The original idea of "Occupy Wall Street" actually came out of Canada, from the minds at Adbusters, the culture jamming magazine which came up with the name, the date, and the place, Zuccotti Park. The park was chosen for a specific reason. Though it's open to the public, Zuccotti Park is actually privately owned. It was built in the 1960s for public use by a private developer in exchange for the city's permission for an office building. Unlike city parks, most of which close at dark, Zuccotti Park is open to the public 24 hours a day. That's why Adbusters' first ad said "bring a tent." Though the intent was to occupy Wall Street, the centers of banking at which the protest was generally targeted were no longer anywhere near Wall Street. But the culture jam wouldn't work in front of some bank's office building or even on Wall Street itself, where your permit for a protest on a public street would end at a designated time.

Nevertheless, despite attempts to be a "leaderless" movement expressing the frustrations of the ninety-nine percent, old hat agendas took hold of the protests. (The same thing largely happened in the Tea Party movement, which looks little like what it did when it fomented nearly 5 years ago) What might have started in September as a popular expression of discontent with failing institutions, and continued in the winter, maybe, as an effort to provide President Obama a vigorous primary challenge focused on his failed promises (the way the Tea Party movement in fact has done to several old hat Republicans in the last election cycle), was instead co-opted by Big Labor and even members of Congress (two very untrusted institutions).

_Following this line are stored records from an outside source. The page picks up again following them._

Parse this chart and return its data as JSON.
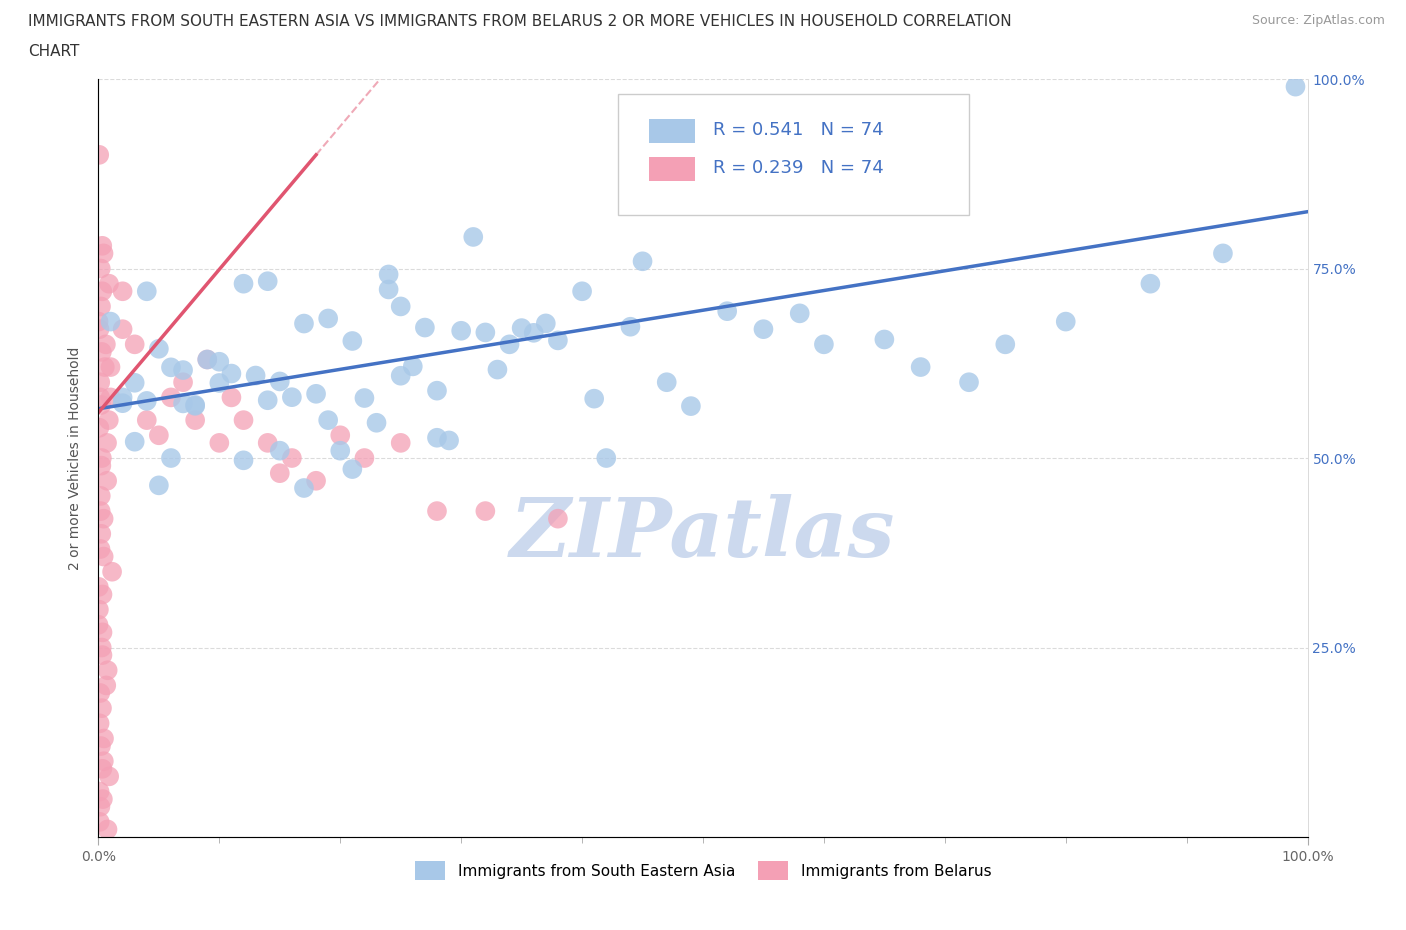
{
  "title_line1": "IMMIGRANTS FROM SOUTH EASTERN ASIA VS IMMIGRANTS FROM BELARUS 2 OR MORE VEHICLES IN HOUSEHOLD CORRELATION",
  "title_line2": "CHART",
  "source_text": "Source: ZipAtlas.com",
  "ylabel": "2 or more Vehicles in Household",
  "xlim": [
    0.0,
    1.0
  ],
  "ylim": [
    0.0,
    1.0
  ],
  "xtick_minor_values": [
    0.1,
    0.2,
    0.3,
    0.4,
    0.5,
    0.6,
    0.7,
    0.8,
    0.9
  ],
  "xtick_major_values": [
    0.0,
    1.0
  ],
  "xtick_major_labels": [
    "0.0%",
    "100.0%"
  ],
  "ytick_values": [
    0.0,
    0.25,
    0.5,
    0.75,
    1.0
  ],
  "ytick_labels_right": [
    "",
    "25.0%",
    "50.0%",
    "75.0%",
    "100.0%"
  ],
  "legend_label1": "Immigrants from South Eastern Asia",
  "legend_label2": "Immigrants from Belarus",
  "R1": 0.541,
  "N1": 74,
  "R2": 0.239,
  "N2": 74,
  "color_blue": "#a8c8e8",
  "color_pink": "#f4a0b5",
  "color_blue_line": "#4472c4",
  "color_pink_line": "#e05570",
  "color_blue_text": "#4472c4",
  "watermark_color": "#ccd9ee",
  "background_color": "#ffffff",
  "grid_color": "#cccccc",
  "title_fontsize": 11,
  "axis_label_fontsize": 10,
  "tick_fontsize": 10,
  "legend_fontsize": 12,
  "blue_line_x0": 0.0,
  "blue_line_y0": 0.565,
  "blue_line_x1": 1.0,
  "blue_line_y1": 0.825,
  "pink_line_x0": 0.0,
  "pink_line_y0": 0.56,
  "pink_line_x1": 0.18,
  "pink_line_y1": 0.9
}
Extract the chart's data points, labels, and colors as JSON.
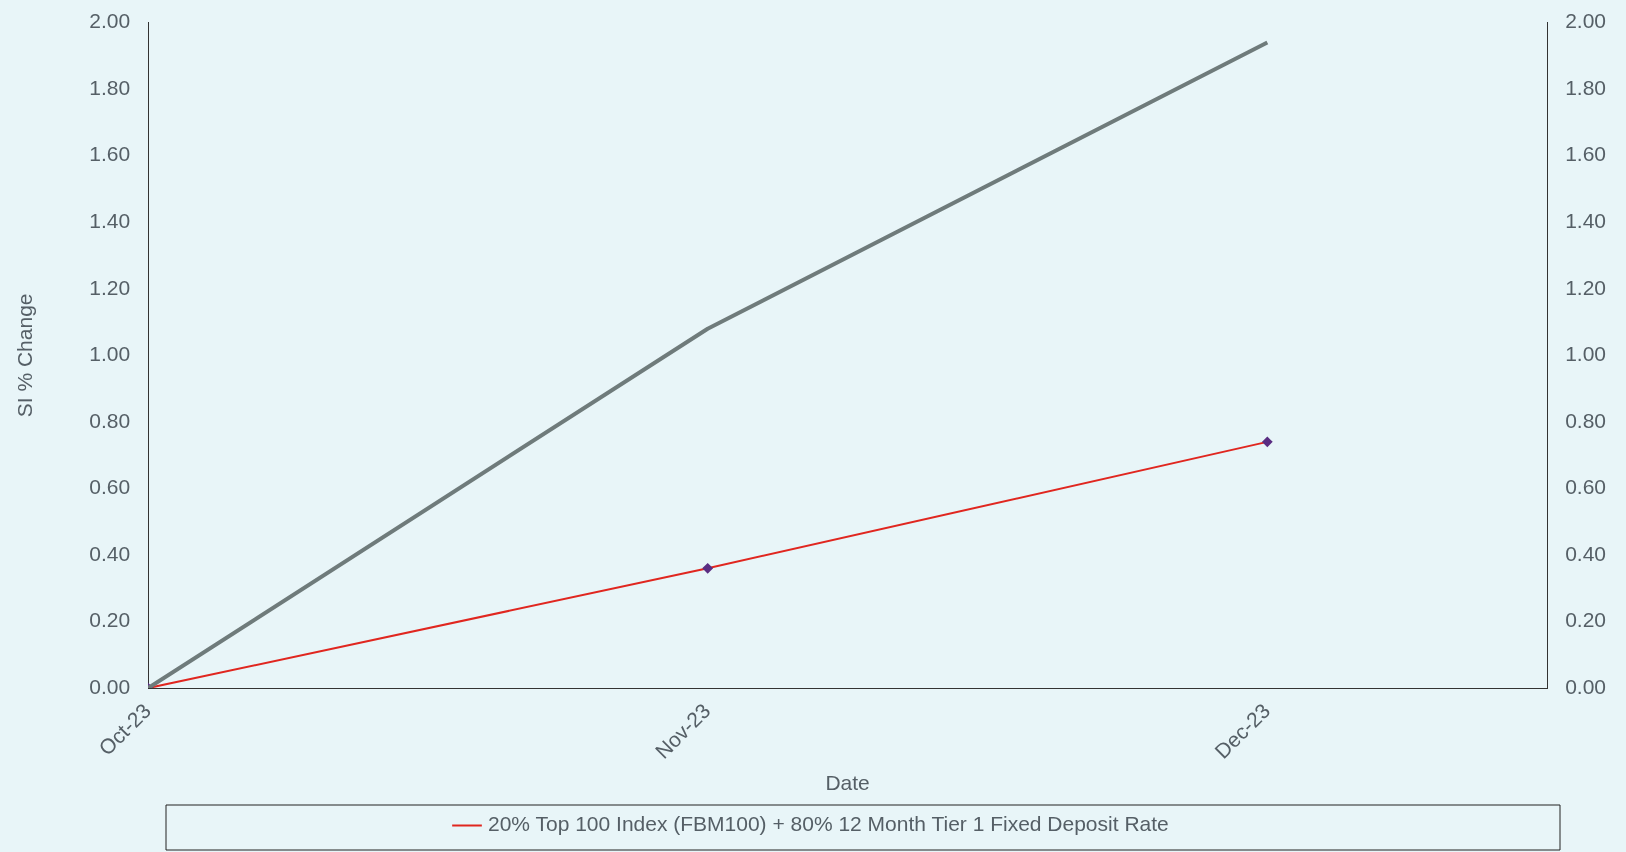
{
  "chart_data": {
    "type": "line",
    "xlabel": "Date",
    "ylabel": "SI % Change",
    "categories": [
      "Oct-23",
      "Nov-23",
      "Dec-23"
    ],
    "series": [
      {
        "color": "#6f7b7b",
        "values": [
          0,
          1.08,
          1.94
        ],
        "marker": "none"
      },
      {
        "name": "20% Top 100 Index (FBM100) + 80% 12 Month Tier 1 Fixed Deposit Rate",
        "color": "#e0261f",
        "values": [
          0,
          0.36,
          0.74
        ],
        "marker": "diamond"
      }
    ],
    "ylim": [
      0,
      2
    ],
    "yticks": [
      {
        "value": 0,
        "label": "0.00"
      },
      {
        "value": 0.2,
        "label": "0.20"
      },
      {
        "value": 0.4,
        "label": "0.40"
      },
      {
        "value": 0.6,
        "label": "0.60"
      },
      {
        "value": 0.8,
        "label": "0.80"
      },
      {
        "value": 1,
        "label": "1.00"
      },
      {
        "value": 1.2,
        "label": "1.20"
      },
      {
        "value": 1.4,
        "label": "1.40"
      },
      {
        "value": 1.6,
        "label": "1.60"
      },
      {
        "value": 1.8,
        "label": "1.80"
      },
      {
        "value": 2,
        "label": "2.00"
      }
    ],
    "y2lim": [
      0,
      2
    ],
    "y2ticks": [
      {
        "value": 0,
        "label": "0.00"
      },
      {
        "value": 0.2,
        "label": "0.20"
      },
      {
        "value": 0.4,
        "label": "0.40"
      },
      {
        "value": 0.6,
        "label": "0.60"
      },
      {
        "value": 0.8,
        "label": "0.80"
      },
      {
        "value": 1,
        "label": "1.00"
      },
      {
        "value": 1.2,
        "label": "1.20"
      },
      {
        "value": 1.4,
        "label": "1.40"
      },
      {
        "value": 1.6,
        "label": "1.60"
      },
      {
        "value": 1.8,
        "label": "1.80"
      },
      {
        "value": 2,
        "label": "2.00"
      }
    ],
    "grid": false,
    "legend": "bottom",
    "line_style": "solid"
  }
}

Fitting then that Occupy Wall Street would choose May 1st as a date to re-launch. May Day as a Labor Day actually began as a commemoration of police violence against striking workers in Chicago in the 1880s, with President Grover Cleveland opting for a date in September to avoid tensions that might lead to more violence. The rise of the Soviet Union saw May Day become a communist holiday. In the United States, May Day has been used as a day for left-wing/progressive protests for years. Perhaps the most prominent, if not the largest, May Day protests came in 2007, linking the day with the cause of illegal immigration.

Though Tom Morello noted the link between workers rights and immigrant rights in America's May Day culture and the theme was hit upon in speeches later, there were few, if any, signs of protesters for immigration reform at the Guitarmy protest march in Manhattan. And though there were anti-war protesters and even veterans protesting the treatment of Bradley Manning, what started largely as a protest animated by economic concerns remained so. Unfortunately, Americans remain woefully misinformed and uneducated about economics, with no help from the President or his advisors. The President, too, has done his part to mute the movement, despite somewhat embracing it last fall. The kinds of people who make up the core of left-wing protests often got caught up in the emotion of President Obama's election. Tom Morello admitted as much to Reason.tv (up later), dismissing the President as just another centrist Democrat. 

And though this President shares many of the same policies as his predecessor, opposition by the traditional anti-war, anti-corporatist voices that were so frequent and loud during the Bush era have been muted for this President. One woman adamantly explained to us that President Obama is not much better than President Bush, and that she would not be voting for Barack Obama again. Instead, she explained, she'd be voting against Mitt Romney (and for President Obama).

No doubt President Obama knows this too. So his campaign tries to portray him as a regular guy (one of the ninety nine percent, even) and paint Mitt Romney as the one-percenter's one-percenter in order to avoid the tough questions about his own Presidency's failings. One man explained to us that the renewed Occupy Wall Street was about finding a way to express frustration with a runaway corporate-government complex. Here's hoping the occupiers learn to occupy the Democratic Party the way the Tea Party has been trying with Republicans, and forget about trying to speak for the ninety-nine percent in a country where fifty three percent of the vote is a landslide.